Pro tip: Expand your chattiness to the organist at stadiums, even if you're rooting for the other team.

It was a rough showing for Minnesota nice, but you have to converse with a few transit frogs before you find the transit princes, like the teenager who asked if I’d just won a marathon when I got on after a 10k in St. Paul but still seemed equally impressed that I’d merely been given a medal for finishing a 10k, the helpful teenager at the Mall of America who explained the blue line to me, and the guy who immediately struck up a conversation with me after I left one of the stops and told me he didn’t think Minnesota was that friendly. People gave him weird looks when he tried to chat with them.
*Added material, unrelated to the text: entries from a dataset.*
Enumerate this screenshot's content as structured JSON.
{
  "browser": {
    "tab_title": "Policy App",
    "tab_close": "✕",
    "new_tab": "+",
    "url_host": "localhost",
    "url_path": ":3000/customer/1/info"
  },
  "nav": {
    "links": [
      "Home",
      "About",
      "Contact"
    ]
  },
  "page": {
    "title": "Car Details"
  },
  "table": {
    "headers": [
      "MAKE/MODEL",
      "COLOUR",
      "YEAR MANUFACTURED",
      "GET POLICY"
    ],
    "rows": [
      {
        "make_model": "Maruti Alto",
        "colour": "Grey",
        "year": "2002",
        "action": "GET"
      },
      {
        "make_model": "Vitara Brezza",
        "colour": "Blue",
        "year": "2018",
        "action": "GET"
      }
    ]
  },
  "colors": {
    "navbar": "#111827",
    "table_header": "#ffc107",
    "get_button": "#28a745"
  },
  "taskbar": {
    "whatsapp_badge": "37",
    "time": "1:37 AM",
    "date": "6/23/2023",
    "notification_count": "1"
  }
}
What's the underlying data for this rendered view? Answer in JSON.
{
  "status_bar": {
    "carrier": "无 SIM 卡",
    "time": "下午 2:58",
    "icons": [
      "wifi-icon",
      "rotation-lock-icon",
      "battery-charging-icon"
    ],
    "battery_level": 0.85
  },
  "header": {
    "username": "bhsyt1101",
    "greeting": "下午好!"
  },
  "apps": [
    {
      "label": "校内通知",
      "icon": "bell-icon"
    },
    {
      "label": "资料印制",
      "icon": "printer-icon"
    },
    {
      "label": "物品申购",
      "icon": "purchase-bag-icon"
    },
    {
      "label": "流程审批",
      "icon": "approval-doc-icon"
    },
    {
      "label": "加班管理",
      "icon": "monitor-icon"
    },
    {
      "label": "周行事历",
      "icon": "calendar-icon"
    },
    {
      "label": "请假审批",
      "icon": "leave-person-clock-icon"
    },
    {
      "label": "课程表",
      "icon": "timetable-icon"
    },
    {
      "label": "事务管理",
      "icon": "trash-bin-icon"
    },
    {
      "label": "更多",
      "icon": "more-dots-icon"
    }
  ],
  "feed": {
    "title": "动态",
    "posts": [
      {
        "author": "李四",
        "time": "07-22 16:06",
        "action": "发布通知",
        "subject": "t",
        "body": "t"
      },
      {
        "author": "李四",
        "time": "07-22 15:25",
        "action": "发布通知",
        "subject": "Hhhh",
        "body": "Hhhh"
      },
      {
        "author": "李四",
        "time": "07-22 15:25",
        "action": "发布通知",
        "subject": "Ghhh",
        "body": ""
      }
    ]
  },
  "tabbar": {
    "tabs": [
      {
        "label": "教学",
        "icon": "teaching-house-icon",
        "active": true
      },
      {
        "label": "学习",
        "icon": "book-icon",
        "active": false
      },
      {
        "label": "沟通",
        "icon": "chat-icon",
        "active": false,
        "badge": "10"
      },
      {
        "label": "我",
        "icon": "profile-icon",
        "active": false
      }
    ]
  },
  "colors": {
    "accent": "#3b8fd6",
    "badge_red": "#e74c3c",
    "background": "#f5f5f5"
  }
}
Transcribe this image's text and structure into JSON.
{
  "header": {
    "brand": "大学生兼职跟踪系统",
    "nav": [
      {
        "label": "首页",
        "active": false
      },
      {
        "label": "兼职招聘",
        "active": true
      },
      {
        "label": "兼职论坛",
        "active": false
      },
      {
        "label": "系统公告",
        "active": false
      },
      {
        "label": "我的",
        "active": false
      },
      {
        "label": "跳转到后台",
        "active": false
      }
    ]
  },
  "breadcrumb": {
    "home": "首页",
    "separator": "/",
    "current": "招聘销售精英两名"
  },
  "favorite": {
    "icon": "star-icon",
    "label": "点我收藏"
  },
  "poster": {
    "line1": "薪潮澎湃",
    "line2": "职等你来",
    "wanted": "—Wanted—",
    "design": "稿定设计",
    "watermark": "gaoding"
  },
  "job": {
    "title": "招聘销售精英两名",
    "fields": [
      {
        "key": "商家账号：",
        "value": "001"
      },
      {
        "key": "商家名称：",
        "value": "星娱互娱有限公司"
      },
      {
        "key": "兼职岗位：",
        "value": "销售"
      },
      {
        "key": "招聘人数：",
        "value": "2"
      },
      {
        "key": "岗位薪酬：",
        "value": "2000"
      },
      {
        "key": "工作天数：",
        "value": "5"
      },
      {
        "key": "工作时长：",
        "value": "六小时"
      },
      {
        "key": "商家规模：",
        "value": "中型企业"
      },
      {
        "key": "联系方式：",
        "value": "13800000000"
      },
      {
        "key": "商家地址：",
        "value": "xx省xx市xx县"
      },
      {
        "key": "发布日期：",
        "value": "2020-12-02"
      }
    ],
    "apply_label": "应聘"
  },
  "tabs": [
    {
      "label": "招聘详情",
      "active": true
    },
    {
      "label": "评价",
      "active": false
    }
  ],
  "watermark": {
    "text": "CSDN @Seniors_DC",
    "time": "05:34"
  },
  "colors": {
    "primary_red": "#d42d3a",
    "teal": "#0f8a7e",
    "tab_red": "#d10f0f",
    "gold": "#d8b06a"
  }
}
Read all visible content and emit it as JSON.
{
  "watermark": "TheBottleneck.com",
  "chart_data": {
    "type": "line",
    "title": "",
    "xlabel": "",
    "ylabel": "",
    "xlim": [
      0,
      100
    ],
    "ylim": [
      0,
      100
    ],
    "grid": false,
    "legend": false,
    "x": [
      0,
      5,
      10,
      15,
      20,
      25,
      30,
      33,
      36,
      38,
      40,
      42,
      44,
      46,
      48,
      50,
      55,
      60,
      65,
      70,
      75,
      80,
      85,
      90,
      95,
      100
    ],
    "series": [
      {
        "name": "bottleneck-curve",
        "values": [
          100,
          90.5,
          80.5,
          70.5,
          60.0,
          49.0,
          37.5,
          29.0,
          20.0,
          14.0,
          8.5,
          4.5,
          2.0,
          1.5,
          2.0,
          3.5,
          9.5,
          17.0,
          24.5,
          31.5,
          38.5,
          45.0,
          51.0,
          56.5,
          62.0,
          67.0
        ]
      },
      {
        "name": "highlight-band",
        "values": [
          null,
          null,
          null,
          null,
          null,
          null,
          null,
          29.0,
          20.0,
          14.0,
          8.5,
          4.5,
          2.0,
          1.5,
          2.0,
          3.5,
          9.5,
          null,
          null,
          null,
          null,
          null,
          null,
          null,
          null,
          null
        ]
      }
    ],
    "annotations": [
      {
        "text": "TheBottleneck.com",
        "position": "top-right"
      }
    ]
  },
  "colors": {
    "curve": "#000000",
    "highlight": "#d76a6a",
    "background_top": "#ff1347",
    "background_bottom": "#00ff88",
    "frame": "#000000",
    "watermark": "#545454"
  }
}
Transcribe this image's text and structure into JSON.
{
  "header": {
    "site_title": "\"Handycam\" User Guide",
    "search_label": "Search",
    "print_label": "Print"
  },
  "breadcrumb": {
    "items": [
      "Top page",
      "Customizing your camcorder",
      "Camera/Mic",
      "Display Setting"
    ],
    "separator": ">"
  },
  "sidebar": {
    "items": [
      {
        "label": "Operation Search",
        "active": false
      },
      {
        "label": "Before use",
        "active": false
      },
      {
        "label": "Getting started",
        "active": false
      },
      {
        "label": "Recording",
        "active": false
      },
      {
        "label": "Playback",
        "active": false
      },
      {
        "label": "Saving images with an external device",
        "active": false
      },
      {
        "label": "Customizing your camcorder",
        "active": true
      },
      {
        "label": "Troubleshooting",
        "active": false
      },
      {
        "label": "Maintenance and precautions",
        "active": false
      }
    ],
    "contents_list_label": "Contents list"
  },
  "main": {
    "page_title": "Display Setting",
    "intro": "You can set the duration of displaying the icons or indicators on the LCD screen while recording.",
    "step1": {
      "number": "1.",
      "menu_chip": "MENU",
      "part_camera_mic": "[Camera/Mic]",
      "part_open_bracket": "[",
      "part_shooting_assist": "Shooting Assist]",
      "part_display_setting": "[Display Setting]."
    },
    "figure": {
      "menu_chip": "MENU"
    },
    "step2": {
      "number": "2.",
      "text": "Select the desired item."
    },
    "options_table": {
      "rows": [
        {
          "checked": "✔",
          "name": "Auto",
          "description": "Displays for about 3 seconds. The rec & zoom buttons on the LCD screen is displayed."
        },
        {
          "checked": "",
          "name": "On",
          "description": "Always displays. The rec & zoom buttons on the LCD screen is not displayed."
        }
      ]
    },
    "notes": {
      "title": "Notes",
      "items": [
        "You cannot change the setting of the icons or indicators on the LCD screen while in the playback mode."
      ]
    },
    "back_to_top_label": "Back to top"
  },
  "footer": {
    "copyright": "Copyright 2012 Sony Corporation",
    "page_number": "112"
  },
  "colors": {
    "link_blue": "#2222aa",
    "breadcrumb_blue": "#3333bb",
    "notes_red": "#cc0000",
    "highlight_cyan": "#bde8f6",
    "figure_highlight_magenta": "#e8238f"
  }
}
Seeing as he wasn’t offering his lap, I didn’t understand the aversion. He was welcome to 20 minutes of my time, and with his mischievous smile and debonair demeanor, I doubt his mom will be complaining when he’s 50 that he doesn’t have a partner.

He didn’t have to worry about me giving him a weird look, him or most friendly strangers on vacation. If you’re not creepy or you have historical facts to share, I’m entirely at your disposal. Imagine getting where you need to be promptly with an Uber when you could get 58,000 steps in a day and maybe meet a friendly stranger.